Motywem zabójstwa 28-letniej hongkońskiej modelki Abby Choi, której poćwiartowane zwłoki znaleziono w ostatnich dniach, mógł być spór z rodziną byłego męża o luksusowy apartament wart około 70 milionów dolarów hongkońskich - podały miejscowe media.
Funkcjonariusze hongkońskiej policji wrócili w środę do wiejskiej dzielnicy Tai Po w Hongkongu w poszukiwaniu nowych dowodów w szokującej społeczeństwo sprawie - podał dziennik "South China Morning Post". O makabryczne morderstwo 28-letniej kobiety oskarżono jej byłego męża, jego ojca i brata.
W ubiegłym tygodniu w lodówce jednego z domów w Tai Po znaleziono odcięte kończyny Choi. Były tam również krajalnica, elektryczna piła i inne narzędzia. Później policja odnalazła głowę i inne części ciała modelki w kotle. Trwają poszukiwania torsu i dłoni zamordowanej.
Hongkończykami wstrząsnęła informacja, że sprawcy zbrodni prawdopodobnie próbowali pozbyć się ciała, wykorzystując tradycyjny kantoński przepis na długo gotowaną zupę - przekazała agencja Bloomberga.
Apartament mógł być w centrum sporu
Według mediów motywem zbrodni mógł być spór o luksusowy apartament na osiedlu Kadoorie Hill w dzielnicy Kowloon Tong. To jedno z najbardziej prestiżowych osiedli w Hongkongu, mieszkało tam wielu przedstawicieli miejscowej elity, w tym nieżyjący już aktor Leslie Cheung i piosenkarz Andy Lau - opisał singapurski dziennik "Straits Times".

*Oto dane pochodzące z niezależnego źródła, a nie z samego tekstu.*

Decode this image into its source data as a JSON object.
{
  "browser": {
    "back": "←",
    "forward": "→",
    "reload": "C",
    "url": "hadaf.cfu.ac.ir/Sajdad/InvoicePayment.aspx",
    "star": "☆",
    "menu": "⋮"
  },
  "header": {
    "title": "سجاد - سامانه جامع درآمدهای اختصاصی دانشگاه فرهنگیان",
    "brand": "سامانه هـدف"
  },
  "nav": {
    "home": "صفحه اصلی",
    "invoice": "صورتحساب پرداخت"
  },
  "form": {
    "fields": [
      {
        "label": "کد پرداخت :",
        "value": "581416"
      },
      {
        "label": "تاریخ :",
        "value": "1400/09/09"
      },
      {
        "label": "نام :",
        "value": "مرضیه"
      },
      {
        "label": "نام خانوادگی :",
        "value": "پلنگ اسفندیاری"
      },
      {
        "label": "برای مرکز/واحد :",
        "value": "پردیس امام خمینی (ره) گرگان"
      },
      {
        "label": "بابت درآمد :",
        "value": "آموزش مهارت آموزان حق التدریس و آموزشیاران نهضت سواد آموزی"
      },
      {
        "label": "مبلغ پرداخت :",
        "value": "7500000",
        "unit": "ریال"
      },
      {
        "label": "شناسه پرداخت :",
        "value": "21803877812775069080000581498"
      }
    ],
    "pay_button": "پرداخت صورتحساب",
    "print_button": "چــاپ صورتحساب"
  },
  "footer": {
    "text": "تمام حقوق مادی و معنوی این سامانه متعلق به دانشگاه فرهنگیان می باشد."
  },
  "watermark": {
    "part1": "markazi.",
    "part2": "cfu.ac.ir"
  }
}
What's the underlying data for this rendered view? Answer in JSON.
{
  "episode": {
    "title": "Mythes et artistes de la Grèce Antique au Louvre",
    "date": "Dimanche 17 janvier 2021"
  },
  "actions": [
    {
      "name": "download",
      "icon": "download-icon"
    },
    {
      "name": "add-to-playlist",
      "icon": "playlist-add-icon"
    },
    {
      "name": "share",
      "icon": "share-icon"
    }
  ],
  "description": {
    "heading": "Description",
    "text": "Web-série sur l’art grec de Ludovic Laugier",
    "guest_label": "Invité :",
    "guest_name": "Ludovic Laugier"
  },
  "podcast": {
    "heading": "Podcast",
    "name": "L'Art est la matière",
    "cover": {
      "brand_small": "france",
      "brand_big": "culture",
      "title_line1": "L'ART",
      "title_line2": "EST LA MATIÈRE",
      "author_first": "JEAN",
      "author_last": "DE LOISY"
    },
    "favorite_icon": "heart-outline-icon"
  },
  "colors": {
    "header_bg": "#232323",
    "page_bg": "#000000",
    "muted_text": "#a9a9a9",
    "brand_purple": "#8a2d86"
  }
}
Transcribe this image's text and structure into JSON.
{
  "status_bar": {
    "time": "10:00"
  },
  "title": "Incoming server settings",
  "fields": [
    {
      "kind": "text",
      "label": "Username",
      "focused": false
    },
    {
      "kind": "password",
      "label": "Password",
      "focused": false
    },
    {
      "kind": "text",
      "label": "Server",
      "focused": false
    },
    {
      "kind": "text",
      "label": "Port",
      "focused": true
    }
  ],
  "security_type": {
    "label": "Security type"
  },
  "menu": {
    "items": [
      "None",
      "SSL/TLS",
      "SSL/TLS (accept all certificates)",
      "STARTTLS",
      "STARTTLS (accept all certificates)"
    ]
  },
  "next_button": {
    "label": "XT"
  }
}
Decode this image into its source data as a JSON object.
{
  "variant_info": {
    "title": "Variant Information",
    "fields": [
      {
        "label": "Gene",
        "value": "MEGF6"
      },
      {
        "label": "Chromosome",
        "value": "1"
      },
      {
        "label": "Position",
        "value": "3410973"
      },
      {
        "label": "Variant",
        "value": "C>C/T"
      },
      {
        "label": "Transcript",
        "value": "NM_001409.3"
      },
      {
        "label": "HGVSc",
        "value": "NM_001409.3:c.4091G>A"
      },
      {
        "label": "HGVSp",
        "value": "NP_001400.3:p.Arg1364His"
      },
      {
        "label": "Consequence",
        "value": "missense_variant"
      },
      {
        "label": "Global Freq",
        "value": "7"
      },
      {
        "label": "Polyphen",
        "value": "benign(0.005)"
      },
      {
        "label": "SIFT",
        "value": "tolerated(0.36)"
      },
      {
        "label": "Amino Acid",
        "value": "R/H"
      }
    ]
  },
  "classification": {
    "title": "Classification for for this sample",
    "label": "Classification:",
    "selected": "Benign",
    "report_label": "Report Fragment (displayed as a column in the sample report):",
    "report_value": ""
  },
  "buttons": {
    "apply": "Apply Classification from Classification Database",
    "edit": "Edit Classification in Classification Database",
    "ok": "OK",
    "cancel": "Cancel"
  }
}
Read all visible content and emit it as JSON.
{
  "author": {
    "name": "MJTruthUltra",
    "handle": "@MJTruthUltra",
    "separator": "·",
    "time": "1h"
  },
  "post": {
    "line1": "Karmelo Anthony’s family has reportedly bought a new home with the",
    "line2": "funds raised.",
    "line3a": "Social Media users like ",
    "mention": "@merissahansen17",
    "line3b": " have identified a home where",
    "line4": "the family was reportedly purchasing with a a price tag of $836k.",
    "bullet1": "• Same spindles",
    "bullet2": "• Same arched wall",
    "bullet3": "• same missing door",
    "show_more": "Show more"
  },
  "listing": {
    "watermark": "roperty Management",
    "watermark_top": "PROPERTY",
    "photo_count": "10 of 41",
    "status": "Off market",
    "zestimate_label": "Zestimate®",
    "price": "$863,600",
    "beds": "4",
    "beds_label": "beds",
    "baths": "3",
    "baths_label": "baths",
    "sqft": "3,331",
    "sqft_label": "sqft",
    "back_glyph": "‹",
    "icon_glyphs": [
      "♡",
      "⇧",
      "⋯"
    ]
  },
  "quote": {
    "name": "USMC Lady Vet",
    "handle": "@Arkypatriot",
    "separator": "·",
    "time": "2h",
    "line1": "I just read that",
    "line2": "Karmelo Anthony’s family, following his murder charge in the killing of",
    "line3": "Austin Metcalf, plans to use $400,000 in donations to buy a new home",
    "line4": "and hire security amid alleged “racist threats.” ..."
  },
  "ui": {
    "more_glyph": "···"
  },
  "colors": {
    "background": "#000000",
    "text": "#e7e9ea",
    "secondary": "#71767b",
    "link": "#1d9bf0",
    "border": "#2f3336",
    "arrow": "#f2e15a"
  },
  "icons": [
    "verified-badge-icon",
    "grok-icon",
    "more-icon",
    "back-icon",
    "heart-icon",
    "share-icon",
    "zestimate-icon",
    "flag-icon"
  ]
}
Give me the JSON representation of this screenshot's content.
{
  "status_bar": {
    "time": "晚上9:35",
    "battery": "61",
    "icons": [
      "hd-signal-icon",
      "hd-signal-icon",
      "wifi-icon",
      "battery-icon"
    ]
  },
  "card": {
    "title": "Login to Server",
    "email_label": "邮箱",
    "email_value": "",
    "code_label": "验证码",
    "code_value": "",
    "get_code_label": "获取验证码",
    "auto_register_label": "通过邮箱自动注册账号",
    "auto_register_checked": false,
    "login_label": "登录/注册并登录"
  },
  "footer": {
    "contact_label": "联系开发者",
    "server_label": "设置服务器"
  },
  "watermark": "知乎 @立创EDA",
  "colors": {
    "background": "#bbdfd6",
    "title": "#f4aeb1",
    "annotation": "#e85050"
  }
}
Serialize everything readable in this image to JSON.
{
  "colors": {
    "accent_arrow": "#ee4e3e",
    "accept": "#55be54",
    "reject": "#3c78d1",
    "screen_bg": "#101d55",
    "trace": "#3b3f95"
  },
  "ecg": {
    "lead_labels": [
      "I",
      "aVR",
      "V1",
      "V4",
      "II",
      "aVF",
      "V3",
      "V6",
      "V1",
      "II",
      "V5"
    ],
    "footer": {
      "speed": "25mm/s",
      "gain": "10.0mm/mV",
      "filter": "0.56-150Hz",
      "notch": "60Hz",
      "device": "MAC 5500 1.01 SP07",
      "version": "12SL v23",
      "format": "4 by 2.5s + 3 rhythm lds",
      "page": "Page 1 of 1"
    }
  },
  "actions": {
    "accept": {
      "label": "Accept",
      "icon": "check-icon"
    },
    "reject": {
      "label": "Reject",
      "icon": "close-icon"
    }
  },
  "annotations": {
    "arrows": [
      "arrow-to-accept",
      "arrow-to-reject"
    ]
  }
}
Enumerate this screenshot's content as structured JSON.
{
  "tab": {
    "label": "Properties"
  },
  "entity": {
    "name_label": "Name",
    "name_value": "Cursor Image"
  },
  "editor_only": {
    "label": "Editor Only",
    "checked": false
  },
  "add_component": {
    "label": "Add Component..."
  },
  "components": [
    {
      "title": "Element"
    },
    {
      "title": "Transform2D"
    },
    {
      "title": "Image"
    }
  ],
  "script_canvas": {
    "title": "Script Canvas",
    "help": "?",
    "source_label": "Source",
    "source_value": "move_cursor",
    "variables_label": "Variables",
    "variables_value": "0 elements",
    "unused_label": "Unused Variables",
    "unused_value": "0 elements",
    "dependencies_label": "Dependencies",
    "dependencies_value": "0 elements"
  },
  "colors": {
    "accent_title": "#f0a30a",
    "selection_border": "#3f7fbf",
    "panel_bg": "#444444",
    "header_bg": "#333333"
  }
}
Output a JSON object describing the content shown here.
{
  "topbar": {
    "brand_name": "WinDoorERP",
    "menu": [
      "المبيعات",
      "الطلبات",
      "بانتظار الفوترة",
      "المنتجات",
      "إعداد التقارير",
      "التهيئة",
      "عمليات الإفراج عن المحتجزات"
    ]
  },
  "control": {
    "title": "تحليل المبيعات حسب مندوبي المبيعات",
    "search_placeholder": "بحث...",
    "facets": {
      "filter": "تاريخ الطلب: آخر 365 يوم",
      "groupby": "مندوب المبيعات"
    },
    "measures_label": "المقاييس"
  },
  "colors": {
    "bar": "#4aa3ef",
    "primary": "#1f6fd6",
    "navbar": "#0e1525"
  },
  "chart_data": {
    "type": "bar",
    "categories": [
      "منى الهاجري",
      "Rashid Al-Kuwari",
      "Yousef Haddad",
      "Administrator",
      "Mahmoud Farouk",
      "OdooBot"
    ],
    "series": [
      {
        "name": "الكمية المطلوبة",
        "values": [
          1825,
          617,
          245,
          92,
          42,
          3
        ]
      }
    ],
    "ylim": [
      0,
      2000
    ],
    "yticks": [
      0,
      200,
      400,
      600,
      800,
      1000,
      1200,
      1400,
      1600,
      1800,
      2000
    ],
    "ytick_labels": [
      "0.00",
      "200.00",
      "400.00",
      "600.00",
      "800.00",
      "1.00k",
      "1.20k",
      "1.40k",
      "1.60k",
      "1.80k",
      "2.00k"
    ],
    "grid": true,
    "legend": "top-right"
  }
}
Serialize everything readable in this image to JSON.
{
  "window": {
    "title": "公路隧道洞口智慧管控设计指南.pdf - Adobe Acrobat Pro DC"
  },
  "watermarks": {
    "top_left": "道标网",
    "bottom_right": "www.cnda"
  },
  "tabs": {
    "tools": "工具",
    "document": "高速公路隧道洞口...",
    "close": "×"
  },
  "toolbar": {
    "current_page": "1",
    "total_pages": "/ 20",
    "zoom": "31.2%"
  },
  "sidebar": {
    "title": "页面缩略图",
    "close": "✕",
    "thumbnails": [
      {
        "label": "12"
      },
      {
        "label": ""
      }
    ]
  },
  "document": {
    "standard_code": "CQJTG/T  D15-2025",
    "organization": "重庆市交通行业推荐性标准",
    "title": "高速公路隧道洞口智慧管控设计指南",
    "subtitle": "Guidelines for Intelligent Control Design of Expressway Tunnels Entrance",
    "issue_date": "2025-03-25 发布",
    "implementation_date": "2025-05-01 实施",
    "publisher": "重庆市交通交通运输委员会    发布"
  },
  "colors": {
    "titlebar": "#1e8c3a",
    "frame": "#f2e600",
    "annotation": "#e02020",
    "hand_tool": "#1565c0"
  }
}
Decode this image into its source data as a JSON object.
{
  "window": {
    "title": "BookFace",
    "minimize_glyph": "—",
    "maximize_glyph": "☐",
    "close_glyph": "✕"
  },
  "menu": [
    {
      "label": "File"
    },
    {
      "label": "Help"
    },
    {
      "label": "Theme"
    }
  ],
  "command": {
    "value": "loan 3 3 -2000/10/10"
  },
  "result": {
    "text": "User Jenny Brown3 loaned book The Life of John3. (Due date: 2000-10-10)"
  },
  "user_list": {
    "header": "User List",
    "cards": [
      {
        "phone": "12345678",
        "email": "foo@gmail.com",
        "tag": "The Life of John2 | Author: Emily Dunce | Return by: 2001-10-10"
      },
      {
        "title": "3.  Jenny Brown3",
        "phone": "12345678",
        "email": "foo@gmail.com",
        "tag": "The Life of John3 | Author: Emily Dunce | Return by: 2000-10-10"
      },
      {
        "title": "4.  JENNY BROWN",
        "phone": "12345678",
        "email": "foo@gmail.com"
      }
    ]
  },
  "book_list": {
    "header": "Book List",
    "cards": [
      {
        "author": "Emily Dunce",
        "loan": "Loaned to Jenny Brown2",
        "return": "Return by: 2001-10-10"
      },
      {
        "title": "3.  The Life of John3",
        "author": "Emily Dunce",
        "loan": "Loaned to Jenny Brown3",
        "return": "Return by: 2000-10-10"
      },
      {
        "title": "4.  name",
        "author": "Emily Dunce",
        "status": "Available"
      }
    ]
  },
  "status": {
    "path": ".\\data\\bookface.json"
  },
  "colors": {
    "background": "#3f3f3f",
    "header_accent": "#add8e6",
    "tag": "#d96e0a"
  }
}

Prawie 170-metrowy apartament formalnie należał do byłego teścia zamordowanej, Kwong Kaua, byłego policjanta, który według źródeł "SCMP" podejrzewany jest o zaplanowanie zbrodni. Media spekulują, że w rzeczywistości mieszkanie kupiła Choi, ale wpisała Kwonga do aktu własności, by zaoszczędzić ponad siedem milionów dolarów hongkońskich (3,9 miliona złotych) opłat skarbowych.
Dziennikarze Bloomberga wyjaśnili, że w Hongkongu opłaty skarbowe przy zakupie pierwszego mieszkania wynoszą najwyżej 4,25 procent wartości transakcji, ale w przypadku drugiego mieszkania rosną do 15 procent. W momencie zakupu apartamentu w Kadoorie Hill modelka miała już inne luksusowe mieszkanie, więc wpisanie ówczesnego teścia pozwoliło jej znacznie zmniejszyć podatek.
Wydaje się jednak, że zaufanie, jakim obdarzyła teścia, okazało się zgubne. Gdy Choi postanowiła sprzedać apartament, nie zgodziła się na to rodzina byłego męża. Prawnicy cytowani przez miejscowe media ocenili, że modelka mogłaby sprzedać mieszkanie, jeśli byłaby w stanie udowodnić, że zapłaciła za nieruchomość.
Bliscy modelki aresztowani
Były mąż zamordowanej, 28-letni Alex Kwong, został zatrzymany pod zarzutem morderstwa w sobotę, gdy według policji próbował uciec z Hongkongu motorówką. Miał przy sobie pół miliona dolarów hongkońskich w gotówce i kilka luksusowych zegarków o łącznej wartości 4 milionów dolarów hongkońskich (razem ponad 2,5 miliona złotych).
Aresztowani zostali także jego brat Anthony Kwong i ojciec, którzy również usłyszeli zarzut morderstwa. Matka mężczyzny, Jenny Li, została oskarżona o utrudnianie śledztwa. Zatrzymano również piątą podejrzaną, 47-letnią kobietę, która według mediów mogła być kochanką byłego teścia zamordowanej.
Choi pochodziła z zamożnej rodziny i dysponowała majątkiem szacowanym na ponad 100 milionów dolarów hongkońskich (prawie 57 milionów złotych), a media określały ją jako znaną bywalczynię hongkońskich salonów. Jej zaginięcie zgłoszono 21 lutego.
Jako modelka ostatni raz pojawiła się na okładce styczniowego numeru magazynu "L'Officiel Monaco", gdzie opisano ją jako "ikonę stylu i osobowość medialną, która wzięła świat szturmem dzięki nieskazitelnemu poczuciu stylu i niepohamowanej pasji do mody". Zdjęcia 28-latki pojawiały się wcześniej również w takich czasopismach jak "Vogue", "Harper's Bazaar" czy "Elle". Brała również udział w paryskim tygodniu mody.